Though that might seem rather trivial, it is actually an important step on the road to proving Starship can refuel in orbit. That, in turn, is a key component of SpaceX’s - and NASA’s - plans to land on the Moon later this decade. A more sophisticated test, of transferring fuel from one Starship to another, should follow within a year or two, according to Musk.
A Ring of Galaxies
Nine billion light years from Earth lies a vast ring of galaxies. The structure, recently discovered by a researcher at the University of Central Lancashire, is extraordinary in scale. In diameter it measures more than a billion light years across; its perimeter stretches for more than four billion.
That makes it one of the largest cosmic structures ever found.
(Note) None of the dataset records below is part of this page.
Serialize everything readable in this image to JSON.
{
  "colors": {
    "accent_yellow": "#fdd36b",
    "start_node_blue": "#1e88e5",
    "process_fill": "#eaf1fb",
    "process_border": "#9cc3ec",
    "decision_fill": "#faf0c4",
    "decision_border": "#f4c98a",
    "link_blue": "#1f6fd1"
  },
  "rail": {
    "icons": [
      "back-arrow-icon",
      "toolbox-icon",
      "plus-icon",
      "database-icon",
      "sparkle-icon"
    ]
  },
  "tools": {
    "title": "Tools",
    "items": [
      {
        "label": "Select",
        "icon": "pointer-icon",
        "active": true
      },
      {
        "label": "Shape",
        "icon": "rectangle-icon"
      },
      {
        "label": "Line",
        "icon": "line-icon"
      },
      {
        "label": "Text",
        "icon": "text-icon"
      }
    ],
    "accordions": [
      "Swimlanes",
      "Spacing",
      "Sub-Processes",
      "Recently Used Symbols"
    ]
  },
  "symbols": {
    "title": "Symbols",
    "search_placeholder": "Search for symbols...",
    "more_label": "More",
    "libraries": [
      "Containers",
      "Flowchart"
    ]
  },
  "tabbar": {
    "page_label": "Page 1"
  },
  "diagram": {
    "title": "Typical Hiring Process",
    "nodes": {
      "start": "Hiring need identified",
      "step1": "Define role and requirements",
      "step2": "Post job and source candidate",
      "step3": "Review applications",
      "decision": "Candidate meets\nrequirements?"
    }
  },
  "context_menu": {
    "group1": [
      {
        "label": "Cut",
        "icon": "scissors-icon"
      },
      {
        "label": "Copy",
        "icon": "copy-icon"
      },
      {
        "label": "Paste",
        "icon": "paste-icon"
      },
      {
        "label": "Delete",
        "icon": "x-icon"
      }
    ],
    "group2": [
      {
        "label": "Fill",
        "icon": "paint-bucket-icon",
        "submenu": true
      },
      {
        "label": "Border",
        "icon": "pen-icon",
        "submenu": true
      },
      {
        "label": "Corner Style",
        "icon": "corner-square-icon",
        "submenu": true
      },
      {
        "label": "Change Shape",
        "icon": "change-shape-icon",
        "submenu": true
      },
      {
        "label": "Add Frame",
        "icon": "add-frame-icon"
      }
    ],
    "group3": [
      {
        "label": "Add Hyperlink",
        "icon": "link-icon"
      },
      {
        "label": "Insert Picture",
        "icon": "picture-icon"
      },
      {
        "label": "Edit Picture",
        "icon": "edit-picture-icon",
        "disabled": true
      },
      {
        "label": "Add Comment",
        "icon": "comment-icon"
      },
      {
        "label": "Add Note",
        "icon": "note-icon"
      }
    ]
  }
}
It also, since such large things should not really be possible, hints at so far unknown forces shaping the early universe. One possibility is the presence of a “cosmic string”, a hypothetical fracture in space created soon after the Big Bang. Such objects have never been found, but some theories suggest they could have played a role in the way galaxies spread through space.
Whatever its cause, the ring also seems to lie close to another huge and mysterious structure, that one shaped like a giant arc. Both objects appear to be larger than modern cosmology should allow - and both, therefore, suggest we are missing something important.
🌎The notion of Earth being a cosmic primate pavilion would help make so much more sense of this crazy world.🐵
While not as vociferously as Papa Dot, I too believe there to be a God - yes, even the God of the Bible, I struggle to understand why the so called "Anthropic Principle" (that it seems the universe was somehow designed to support and nourish human life), seems to be so down-played. With astronomically high odds of such factors as the "electromagnetic force of atoms" or the "nuclear force of atoms," etc, etc. having to be at unfathomably precise levels for life to exist (my understanding is there are some 50 such factors) why is it so anathema to suggest our world was created for human life to evolve? I am honestly curious.